I started guitar on cheap gear; no name electric, Peavey combo. I now play “cheap gear,” since I often worry about my guitar or amp “walking” mysteriously from backstage. I’d never get bummed if something was stolen, I could get the exact same stuff without bankruptcy. I have two very nice guitars I bought in the late 1980s, and two nice amps I played through an ABY box. Same rig as Swervedriver.
Brian Baker — when he was in a band called The 400 way back in the early DC punk days after Minor Threat — told me when I was a kid, “You got to play two amps, one clean, one dirty, no pedals.” Let the amp and guitar make the sound; use your volume knob for solos. Direct signal. This is still my mantra.

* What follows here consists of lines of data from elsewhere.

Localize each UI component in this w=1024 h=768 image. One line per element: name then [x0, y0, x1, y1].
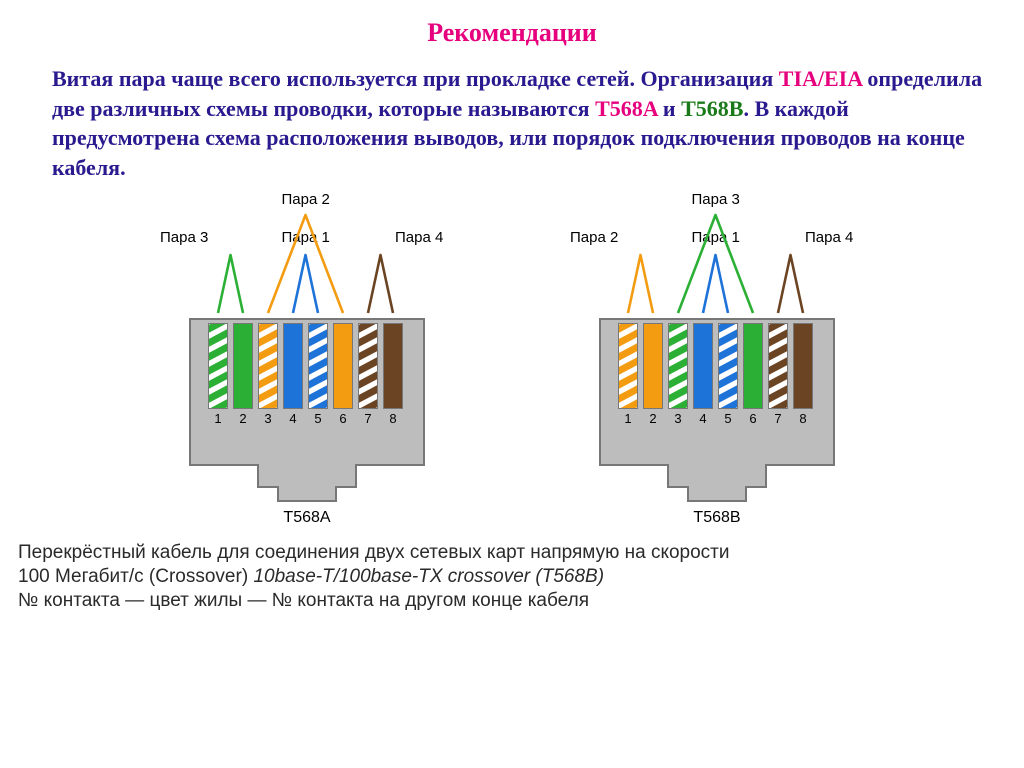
wire: [768, 323, 788, 409]
footer-line1: Перекрёстный кабель для соединения двух …: [18, 541, 1006, 565]
wire: [618, 323, 638, 409]
pin-number: 5: [308, 411, 328, 426]
wire: [333, 323, 353, 409]
wire: [693, 323, 713, 409]
page-title: Рекомендации: [0, 0, 1024, 58]
diagram-row: Пара 3Пара 2Пара 1Пара 412345678T568A Па…: [0, 193, 1024, 527]
footer-text: Перекрёстный кабель для соединения двух …: [0, 527, 1024, 614]
pin-number: 3: [258, 411, 278, 426]
wire: [358, 323, 378, 409]
rj45-jack: 12345678: [596, 315, 838, 505]
pin-number: 5: [718, 411, 738, 426]
pin-number: 4: [283, 411, 303, 426]
pin-numbers: 12345678: [618, 411, 813, 426]
wire-row: [208, 323, 403, 409]
footer-l2a: 100 Мегабит/с (Crossover): [18, 566, 253, 587]
intro-t568a: T568A: [595, 96, 657, 121]
footer-line2: 100 Мегабит/с (Crossover) 10base-T/100ba…: [18, 565, 1006, 589]
wire: [283, 323, 303, 409]
pin-number: 1: [208, 411, 228, 426]
pin-number: 8: [793, 411, 813, 426]
wire: [383, 323, 403, 409]
intro-paragraph: Витая пара чаще всего используется при п…: [0, 58, 1024, 183]
wire: [668, 323, 688, 409]
footer-l2b: 10base-T/100base-TX crossover (T568B): [253, 566, 604, 587]
wire: [718, 323, 738, 409]
intro-and: и: [657, 96, 681, 121]
pair-label: Пара 2: [282, 191, 330, 208]
pin-number: 7: [768, 411, 788, 426]
connector-t568a: Пара 3Пара 2Пара 1Пара 412345678T568A: [157, 193, 457, 527]
title-text: Рекомендации: [427, 18, 597, 47]
pair-label: Пара 3: [692, 191, 740, 208]
pin-number: 7: [358, 411, 378, 426]
pin-number: 3: [668, 411, 688, 426]
wire: [258, 323, 278, 409]
pin-numbers: 12345678: [208, 411, 403, 426]
standard-label: T568B: [567, 509, 867, 527]
wire: [308, 323, 328, 409]
pin-number: 2: [643, 411, 663, 426]
footer-line3: № контакта — цвет жилы — № контакта на д…: [18, 589, 1006, 613]
intro-tia: TIA/EIA: [779, 66, 862, 91]
intro-seg1: Витая пара чаще всего используется при п…: [52, 66, 779, 91]
pin-number: 6: [333, 411, 353, 426]
wire: [793, 323, 813, 409]
intro-t568b: T568B: [681, 96, 743, 121]
wire: [208, 323, 228, 409]
wire: [643, 323, 663, 409]
standard-label: T568A: [157, 509, 457, 527]
wire: [743, 323, 763, 409]
connector-t568b: Пара 2Пара 3Пара 1Пара 412345678T568B: [567, 193, 867, 527]
pin-number: 8: [383, 411, 403, 426]
pin-number: 2: [233, 411, 253, 426]
wire-row: [618, 323, 813, 409]
wire: [233, 323, 253, 409]
pin-number: 4: [693, 411, 713, 426]
pin-number: 6: [743, 411, 763, 426]
pin-number: 1: [618, 411, 638, 426]
rj45-jack: 12345678: [186, 315, 428, 505]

The problem with this set-up is that it’s too loud for small clubs, but was fine for the early punk days, when a P.A. was just for vocals and the kick drum. I had not bought any new gear since the late 1980s, so I had saved a set sum for new gear, and decided to buy stuff that I thought sounded good and played well. Music technology has come a long way, so I lived in the dark ages until recently. I bought this used Vox 4 x 12 cabinet for very little. I thought I’d buy a new Marshall vintage plexi, but it’s like buying a new car. So I saw this little Vox vr30r at a local music store, and it had two master volumes on the clean channel, and also reverb. 30 watts of hot rod distortion and perfect for playing club gigs. It had an out jack for a 16 ohm cabinet! My mind was rolling.

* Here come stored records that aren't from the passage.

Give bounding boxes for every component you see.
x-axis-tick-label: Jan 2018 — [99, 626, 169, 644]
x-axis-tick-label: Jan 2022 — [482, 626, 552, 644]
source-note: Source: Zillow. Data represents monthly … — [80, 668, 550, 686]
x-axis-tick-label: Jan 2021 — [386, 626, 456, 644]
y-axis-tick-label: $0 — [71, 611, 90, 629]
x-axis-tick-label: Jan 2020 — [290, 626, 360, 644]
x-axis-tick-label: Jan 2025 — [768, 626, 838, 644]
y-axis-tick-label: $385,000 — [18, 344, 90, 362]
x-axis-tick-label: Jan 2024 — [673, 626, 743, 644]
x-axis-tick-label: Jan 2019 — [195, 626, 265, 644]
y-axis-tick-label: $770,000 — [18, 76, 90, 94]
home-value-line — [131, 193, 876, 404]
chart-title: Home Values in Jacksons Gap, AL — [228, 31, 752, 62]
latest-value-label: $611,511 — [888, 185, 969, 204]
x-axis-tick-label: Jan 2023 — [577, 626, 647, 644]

“Hey dudes, can I hook this up to this Marshall cabinet,” I asked the sales guys. “Sure, dude,” they said. “This sounds amazing!” we all agreed. Half stack for less than $350. Sounded better than my expensive gear.
I thought I’d buy a new Gibson Les Paul Standard around 2010, but again, huge bucks. So I came across this guitar company from Ft. Worth, Tradition, while living in Norman, Oklahoma. They played well; were hefty; had hand-wound PAF 1959 pickups; and sounded great. These guitars’ templates and electronics are licensed from Gibson, 1970s Les Paul templates. I bought two of them, and banked the rest of my gear money. They have giant frets, and I play them with 11 gauge strings. They are indestructible.
This works out well in our band, since Byron Anyway and I play different sounding amps, his a Marshall, mine a Vox. If we had two Marshalls, it would wash out. Josh Leeker has a big set; Eric Aspengren has a giant bass amp. We get over it.
The lesson I’ve learned is screw brand name, studio-quality gear, and buy what feels or sounds good. Now that I am 46 years old, I’ve come full circle back to cheap gear.